Red Lion Hotels Corp. has adopted a shareholder rights plan that will make a hostile takeover of the Spokane-based hospitality more difficult.
Owners of Red Lion stock as of Feb. 2 will receive one right for each share. The rights will become exercisable if anyone with an intent to buy Red Lion acquires 20 percent of the outstanding shares, or tenders an offer for 20 percent of shares.
The rights could be exchanged for Red Lion shares. How many will depend on the price of the stock at the time the rights are exercised.
The plan will remain in effect two years unless the company amends the duration.
In a news release, Red Lion said similar takeover defenses have been taken by other hospitality firms, which are suffering from a downturn in travel and construction that had added to an oversupply of rooms.
Red Lion spurned a private buyout offer last year.
Shares closed Thursday at $2.42, off 3 cents on the day, and far below the 12-month peak of $9.83.
City chosen for preservation forum
Spokane has been chosen as the site of the National Trust for Historic Preservation’s 2012 conference.
The event, called the National Preservation Conference, is expected to draw 2,000 attendees, according to the National Trust, a nonprofit based in Washington, D.C., that seeks to preserve historic buildings.
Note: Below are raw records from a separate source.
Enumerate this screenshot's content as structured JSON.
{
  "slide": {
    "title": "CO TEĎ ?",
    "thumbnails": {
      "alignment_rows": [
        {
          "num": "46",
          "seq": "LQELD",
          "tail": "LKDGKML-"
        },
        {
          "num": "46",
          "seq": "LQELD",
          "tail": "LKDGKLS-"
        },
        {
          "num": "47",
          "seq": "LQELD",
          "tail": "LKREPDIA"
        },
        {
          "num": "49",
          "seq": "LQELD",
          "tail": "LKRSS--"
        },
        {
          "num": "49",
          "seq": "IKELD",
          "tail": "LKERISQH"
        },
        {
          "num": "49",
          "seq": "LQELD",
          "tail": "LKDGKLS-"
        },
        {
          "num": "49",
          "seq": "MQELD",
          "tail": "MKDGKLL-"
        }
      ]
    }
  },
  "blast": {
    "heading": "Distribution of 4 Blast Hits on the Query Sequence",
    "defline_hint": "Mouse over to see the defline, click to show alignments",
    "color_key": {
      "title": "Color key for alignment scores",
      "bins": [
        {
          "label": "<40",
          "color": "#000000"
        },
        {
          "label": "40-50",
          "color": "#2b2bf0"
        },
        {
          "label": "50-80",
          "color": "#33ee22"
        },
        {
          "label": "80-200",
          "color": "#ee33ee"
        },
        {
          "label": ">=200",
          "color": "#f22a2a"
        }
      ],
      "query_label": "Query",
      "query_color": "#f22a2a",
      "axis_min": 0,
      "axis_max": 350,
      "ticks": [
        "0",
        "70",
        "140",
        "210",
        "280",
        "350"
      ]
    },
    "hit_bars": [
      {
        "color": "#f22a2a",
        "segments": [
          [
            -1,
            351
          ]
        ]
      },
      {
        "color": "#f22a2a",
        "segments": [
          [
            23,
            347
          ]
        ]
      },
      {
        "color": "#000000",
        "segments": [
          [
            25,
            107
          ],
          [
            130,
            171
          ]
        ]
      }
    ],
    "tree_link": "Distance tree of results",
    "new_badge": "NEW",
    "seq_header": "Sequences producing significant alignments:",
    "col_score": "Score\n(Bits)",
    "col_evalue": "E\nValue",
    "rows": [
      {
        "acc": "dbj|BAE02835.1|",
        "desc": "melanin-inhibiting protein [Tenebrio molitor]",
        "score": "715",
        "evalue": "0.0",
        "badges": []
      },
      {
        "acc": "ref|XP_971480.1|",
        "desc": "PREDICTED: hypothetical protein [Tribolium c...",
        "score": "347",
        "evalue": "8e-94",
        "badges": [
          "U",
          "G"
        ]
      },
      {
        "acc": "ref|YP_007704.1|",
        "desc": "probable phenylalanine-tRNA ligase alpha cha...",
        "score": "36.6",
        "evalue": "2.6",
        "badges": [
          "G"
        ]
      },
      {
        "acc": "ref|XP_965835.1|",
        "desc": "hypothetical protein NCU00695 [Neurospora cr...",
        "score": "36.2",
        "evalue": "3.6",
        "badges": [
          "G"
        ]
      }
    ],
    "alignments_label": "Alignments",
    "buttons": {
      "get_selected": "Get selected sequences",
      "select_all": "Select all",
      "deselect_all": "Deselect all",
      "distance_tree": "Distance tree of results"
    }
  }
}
Referring to Spokane as “the Pasadena of the North,” the group said in a news release it chose the city because of its historic buildings, neighborhoods and gardens, and because it’s home to the largest National Register district in the state.
Richard Moe, president of the National Trust, said in the release, “conference attendees are sure to be impressed by the city’s vibrant downtown, strong preservation ethic and innovative adaptive re-use of buildings.”
Bank of America exec resigns
John Thain resigned under pressure from Bank of America on Thursday after reports he rushed out billions of dollars in bonuses to Merrill Lynch employees in his final days as CEO there, while the brokerage was suffering huge losses and just before Bank of America took it over.
The bonuses were paid before Bank of America’s acquisition of Merrill became final on Jan. 1, and while Bank of America was privately telling the government that Merrill was losing so much money that the deal might fall through unless it could get more federal bailout money.
Bank of America later received an additional $20 billion from the government, in part to offset the unexpected Merrill losses.